Pourtant, une étude publiée en juin 1996 par l'ACEF-Centre
de Montréal en arrive à la conclusion que 3 % des adultes
canadiens n'ont pas de compte auprès d'une institution financière.
D'autres études montrent que ce pourcentage est encore plus élevé
chez les Canadiens à faible revenu. Un sondage effectué en
1995 par la maison Environics révèle que huit pour cent (8 %)
des consommateurs dont le revenu annuel est inférieur à 25 000 $
(selon Statistique Canada il s'agirait d'au moins 400 000 Canadiens)
ne possèdent pas de compte bancaire.
Pourquoi certaines personnes ne disposent-elles donc pas d'un compte auprès
d'une institution financière? Certes, il y en a qui ont choisi de
ne pas avoir de compte en banque. Toutefois, nul ne peut passer à
côté du fait que plus on est pauvre, moins il est probable
que l'on ait un compte bancaire. L'étude de l'ACEF-Centre conclut
qu'il existe plusieurs raisons qui font que certains consommateurs ne font
pas affaire avec les institutions financières.

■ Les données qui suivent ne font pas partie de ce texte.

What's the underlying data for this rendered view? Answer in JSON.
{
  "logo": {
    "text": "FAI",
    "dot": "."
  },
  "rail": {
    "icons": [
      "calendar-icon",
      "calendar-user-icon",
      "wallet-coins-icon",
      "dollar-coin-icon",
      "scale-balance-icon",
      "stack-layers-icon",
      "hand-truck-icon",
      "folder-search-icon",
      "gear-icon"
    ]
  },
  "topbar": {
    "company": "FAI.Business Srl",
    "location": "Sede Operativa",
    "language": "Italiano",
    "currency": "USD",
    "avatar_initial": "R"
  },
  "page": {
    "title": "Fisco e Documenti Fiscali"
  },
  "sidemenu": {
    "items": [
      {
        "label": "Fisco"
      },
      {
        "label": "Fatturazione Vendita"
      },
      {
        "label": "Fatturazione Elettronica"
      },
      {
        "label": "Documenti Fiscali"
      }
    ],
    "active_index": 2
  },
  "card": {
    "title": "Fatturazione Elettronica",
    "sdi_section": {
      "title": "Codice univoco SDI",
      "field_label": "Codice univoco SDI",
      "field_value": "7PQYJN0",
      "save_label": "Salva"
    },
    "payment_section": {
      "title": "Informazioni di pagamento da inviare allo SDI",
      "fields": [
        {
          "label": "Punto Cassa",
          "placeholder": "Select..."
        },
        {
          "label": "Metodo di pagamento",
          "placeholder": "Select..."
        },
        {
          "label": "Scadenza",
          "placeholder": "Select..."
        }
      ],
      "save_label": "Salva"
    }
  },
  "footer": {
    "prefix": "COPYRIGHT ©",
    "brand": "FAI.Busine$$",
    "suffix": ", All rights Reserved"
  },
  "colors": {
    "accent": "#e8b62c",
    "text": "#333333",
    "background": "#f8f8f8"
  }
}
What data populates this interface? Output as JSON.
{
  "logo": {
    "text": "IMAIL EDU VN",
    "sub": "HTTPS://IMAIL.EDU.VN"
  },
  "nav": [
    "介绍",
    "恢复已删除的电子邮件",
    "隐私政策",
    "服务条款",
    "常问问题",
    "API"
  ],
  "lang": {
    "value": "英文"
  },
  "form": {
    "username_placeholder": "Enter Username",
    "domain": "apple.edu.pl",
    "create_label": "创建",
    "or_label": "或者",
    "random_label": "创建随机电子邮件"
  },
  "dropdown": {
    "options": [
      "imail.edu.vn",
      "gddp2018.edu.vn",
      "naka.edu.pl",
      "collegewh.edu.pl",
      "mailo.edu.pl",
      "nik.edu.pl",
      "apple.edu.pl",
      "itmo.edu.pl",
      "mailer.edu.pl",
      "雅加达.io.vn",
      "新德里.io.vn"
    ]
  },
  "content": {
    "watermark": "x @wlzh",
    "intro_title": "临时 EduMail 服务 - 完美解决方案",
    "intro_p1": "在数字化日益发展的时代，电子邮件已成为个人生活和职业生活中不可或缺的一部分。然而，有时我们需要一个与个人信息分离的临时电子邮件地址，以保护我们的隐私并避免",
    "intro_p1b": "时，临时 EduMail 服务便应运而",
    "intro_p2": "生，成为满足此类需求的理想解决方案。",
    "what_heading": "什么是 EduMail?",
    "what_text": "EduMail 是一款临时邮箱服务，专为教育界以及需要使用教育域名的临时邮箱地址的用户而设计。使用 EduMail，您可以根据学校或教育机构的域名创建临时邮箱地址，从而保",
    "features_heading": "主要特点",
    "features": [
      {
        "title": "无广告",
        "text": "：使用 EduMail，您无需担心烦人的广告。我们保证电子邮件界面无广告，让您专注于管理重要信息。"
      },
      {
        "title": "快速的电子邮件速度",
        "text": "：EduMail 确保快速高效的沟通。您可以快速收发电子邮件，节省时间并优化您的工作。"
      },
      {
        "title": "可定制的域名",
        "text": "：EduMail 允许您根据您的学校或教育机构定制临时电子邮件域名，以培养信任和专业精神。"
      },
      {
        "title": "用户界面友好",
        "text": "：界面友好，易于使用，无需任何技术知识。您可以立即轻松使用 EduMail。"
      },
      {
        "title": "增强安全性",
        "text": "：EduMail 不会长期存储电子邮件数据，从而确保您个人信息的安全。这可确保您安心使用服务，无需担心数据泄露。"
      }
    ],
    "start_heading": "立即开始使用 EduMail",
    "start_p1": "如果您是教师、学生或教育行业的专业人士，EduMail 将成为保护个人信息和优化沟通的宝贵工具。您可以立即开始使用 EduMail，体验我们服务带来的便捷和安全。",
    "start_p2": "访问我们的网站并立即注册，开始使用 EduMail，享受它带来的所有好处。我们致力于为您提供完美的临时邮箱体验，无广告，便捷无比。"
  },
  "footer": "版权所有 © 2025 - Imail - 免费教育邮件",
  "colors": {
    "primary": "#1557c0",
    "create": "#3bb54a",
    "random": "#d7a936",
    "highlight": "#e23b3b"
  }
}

Qu'on pense ici à
la quantité et à la nature des pièces d'identité
requises pour ouvrir un compte; au gel des fonds pendant une période
trop longue; aux frais bancaires de plus en plus élevés;
à la fermeture de certaines succursales dans les quartiers, et finalement,
à une certaine ignorance de la part des consommateurs.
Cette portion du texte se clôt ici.